Pedagogos criticam a desvalorização da profissão

Moldada ao longo das décadas, pedagogia requer atenção e transformações contínuas. Se não mudar, vai faltar professor

Publicado em 20/05/2022

por Gustavo Lima

pedagogos pedagogia Foto: reprodução

Admirada e, ao mesmo tempo, desvalorizada, a profissão do pedagogo tem se transformado com o decorrer dos anos. Quais foram as principais mudanças? Nesta reportagem, profissionais da área refletem sobre como a rotina mudou esse papel há pelo menos 80 anos.

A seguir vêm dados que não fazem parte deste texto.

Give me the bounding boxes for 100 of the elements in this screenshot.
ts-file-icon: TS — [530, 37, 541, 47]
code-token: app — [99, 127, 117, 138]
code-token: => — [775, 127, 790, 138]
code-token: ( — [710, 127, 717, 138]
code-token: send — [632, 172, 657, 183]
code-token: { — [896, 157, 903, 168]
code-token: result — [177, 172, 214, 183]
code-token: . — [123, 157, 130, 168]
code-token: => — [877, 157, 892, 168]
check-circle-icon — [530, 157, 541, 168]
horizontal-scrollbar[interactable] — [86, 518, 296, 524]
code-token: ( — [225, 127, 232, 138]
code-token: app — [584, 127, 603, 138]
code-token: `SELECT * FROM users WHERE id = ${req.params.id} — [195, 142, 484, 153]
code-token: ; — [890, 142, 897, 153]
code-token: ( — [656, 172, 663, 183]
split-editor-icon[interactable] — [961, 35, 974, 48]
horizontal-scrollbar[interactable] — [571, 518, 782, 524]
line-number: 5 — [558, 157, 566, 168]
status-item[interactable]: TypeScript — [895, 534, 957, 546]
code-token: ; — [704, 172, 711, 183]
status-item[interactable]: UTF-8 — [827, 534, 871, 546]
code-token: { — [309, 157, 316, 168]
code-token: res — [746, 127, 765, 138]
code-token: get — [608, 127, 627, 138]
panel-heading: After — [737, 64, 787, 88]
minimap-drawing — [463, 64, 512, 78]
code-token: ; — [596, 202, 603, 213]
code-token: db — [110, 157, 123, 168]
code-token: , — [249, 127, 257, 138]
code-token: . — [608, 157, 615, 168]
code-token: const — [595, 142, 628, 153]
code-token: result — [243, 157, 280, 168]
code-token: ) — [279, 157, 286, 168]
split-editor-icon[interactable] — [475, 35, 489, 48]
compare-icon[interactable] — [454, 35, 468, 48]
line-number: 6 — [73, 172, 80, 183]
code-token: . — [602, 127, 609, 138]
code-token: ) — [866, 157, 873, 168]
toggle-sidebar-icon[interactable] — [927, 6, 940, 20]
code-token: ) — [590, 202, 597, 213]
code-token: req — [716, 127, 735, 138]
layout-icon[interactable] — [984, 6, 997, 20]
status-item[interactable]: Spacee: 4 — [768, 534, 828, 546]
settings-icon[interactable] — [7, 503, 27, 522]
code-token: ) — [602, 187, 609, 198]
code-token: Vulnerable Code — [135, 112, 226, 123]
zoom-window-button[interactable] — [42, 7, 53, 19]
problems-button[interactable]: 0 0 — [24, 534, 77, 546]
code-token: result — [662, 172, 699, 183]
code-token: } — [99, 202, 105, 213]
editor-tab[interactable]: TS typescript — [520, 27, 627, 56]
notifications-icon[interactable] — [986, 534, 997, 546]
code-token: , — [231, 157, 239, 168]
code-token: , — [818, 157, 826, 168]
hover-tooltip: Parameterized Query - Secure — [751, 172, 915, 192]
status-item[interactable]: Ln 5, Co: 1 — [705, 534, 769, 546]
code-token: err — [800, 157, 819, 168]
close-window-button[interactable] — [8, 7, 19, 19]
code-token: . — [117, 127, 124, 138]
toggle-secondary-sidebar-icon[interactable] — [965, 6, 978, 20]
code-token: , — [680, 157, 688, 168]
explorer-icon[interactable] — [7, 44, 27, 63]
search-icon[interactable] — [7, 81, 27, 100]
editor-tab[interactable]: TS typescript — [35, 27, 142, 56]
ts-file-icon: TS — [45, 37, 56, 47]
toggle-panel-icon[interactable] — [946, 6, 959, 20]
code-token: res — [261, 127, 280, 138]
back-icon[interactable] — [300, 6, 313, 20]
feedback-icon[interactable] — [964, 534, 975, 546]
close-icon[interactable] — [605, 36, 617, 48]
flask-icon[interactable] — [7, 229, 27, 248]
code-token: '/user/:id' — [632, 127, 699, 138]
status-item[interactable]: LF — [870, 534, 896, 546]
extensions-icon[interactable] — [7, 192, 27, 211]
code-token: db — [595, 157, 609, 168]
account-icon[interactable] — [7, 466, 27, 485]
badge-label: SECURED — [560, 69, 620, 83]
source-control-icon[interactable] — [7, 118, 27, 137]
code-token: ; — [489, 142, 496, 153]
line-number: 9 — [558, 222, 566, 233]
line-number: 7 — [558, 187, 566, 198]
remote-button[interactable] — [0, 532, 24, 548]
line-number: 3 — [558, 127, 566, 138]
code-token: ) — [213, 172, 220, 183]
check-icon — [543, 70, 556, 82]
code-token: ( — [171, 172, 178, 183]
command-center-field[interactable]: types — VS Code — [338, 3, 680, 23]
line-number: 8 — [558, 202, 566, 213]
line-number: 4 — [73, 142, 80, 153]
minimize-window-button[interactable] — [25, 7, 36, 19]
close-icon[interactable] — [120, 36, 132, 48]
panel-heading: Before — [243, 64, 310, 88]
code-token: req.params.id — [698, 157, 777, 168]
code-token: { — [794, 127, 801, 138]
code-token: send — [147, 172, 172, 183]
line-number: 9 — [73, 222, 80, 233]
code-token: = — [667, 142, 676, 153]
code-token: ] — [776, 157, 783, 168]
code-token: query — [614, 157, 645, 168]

Para Rodrigo Teixeira Conceição, diretor pedagógico do Colégio Santo Américo, localizado em SP, a mudança acompanha o curso de pedagogia e mostra uma grande evolução desde as décadas de 1980 e 1990. “O primeiro foco está em sua formação, que antigamente tinha um caráter mais prático e aprofundado. E hoje, na faculdade, [o formando] sai com uma visão mais sistêmica e global sobre tudo, mas tem que buscar um aprofundamento depois”, explica.

Leia: Novas arquiteturas pedagógicas

Além das diferenças na formação, o diretor aponta para um leque maior de conhecimento científico nas mãos do pedagogo hoje, como questões de transtorno de aprendizagem, variação de metodologias ou entendimento de como o cérebro funciona. Rodrigo exemplifica a mudança com a forma de lidar com inclusão na sala de aula, tema que, algumas décadas atrás, não possuía uma grande visibilidade e que hoje é colocado em pauta por profissionais como Doani Emanuela Bertan, conhecida mundialmente por seu trabalho com crianças surdas.

Desafios dependem do local de atuação 

Professora bilíngue (português/libras) da rede pública, Doani Bertan entrou na lista dos ‘melhores professores do mundo’
(Foto: Reprodução/ Youtube)

Doani, que foi finalista Global Teacher Prize 2020, considerado o Nobel da Educação, indica uma preocupação maior em ensinar a criança visando o seu desenvolvimento global, incluindo habilidades e competências que o próprio currículo não aponta. “Enquanto antes o importante era o conteúdo escolar, algo mais tradicional, hoje as habilidades e competências estão mais presentes nesses ambientes educacionais. A criatividade, a autonomia, e as questões socioemocionais também estão sendo bem consideradas. Eu vejo que o pedagogo busca trabalhar a criança na pluralidade”, destaca.

O diretor do Colégio Santo Américo esclarece que a pedagogia trata da forma como a aprendizagem é conduzida. Rodrigo frisa que os desafios da profissão nos dias atuais dependem do lugar em que cada profissional atua. “Para o pedagogo que está em sala de aula, acredito que o principal desafio enfrentado é justamente elaborar um percurso de aula que atinja os alunos no seu íntimo. A função do pedagogo é trabalhar a autonomia desse aluno”, pontua. 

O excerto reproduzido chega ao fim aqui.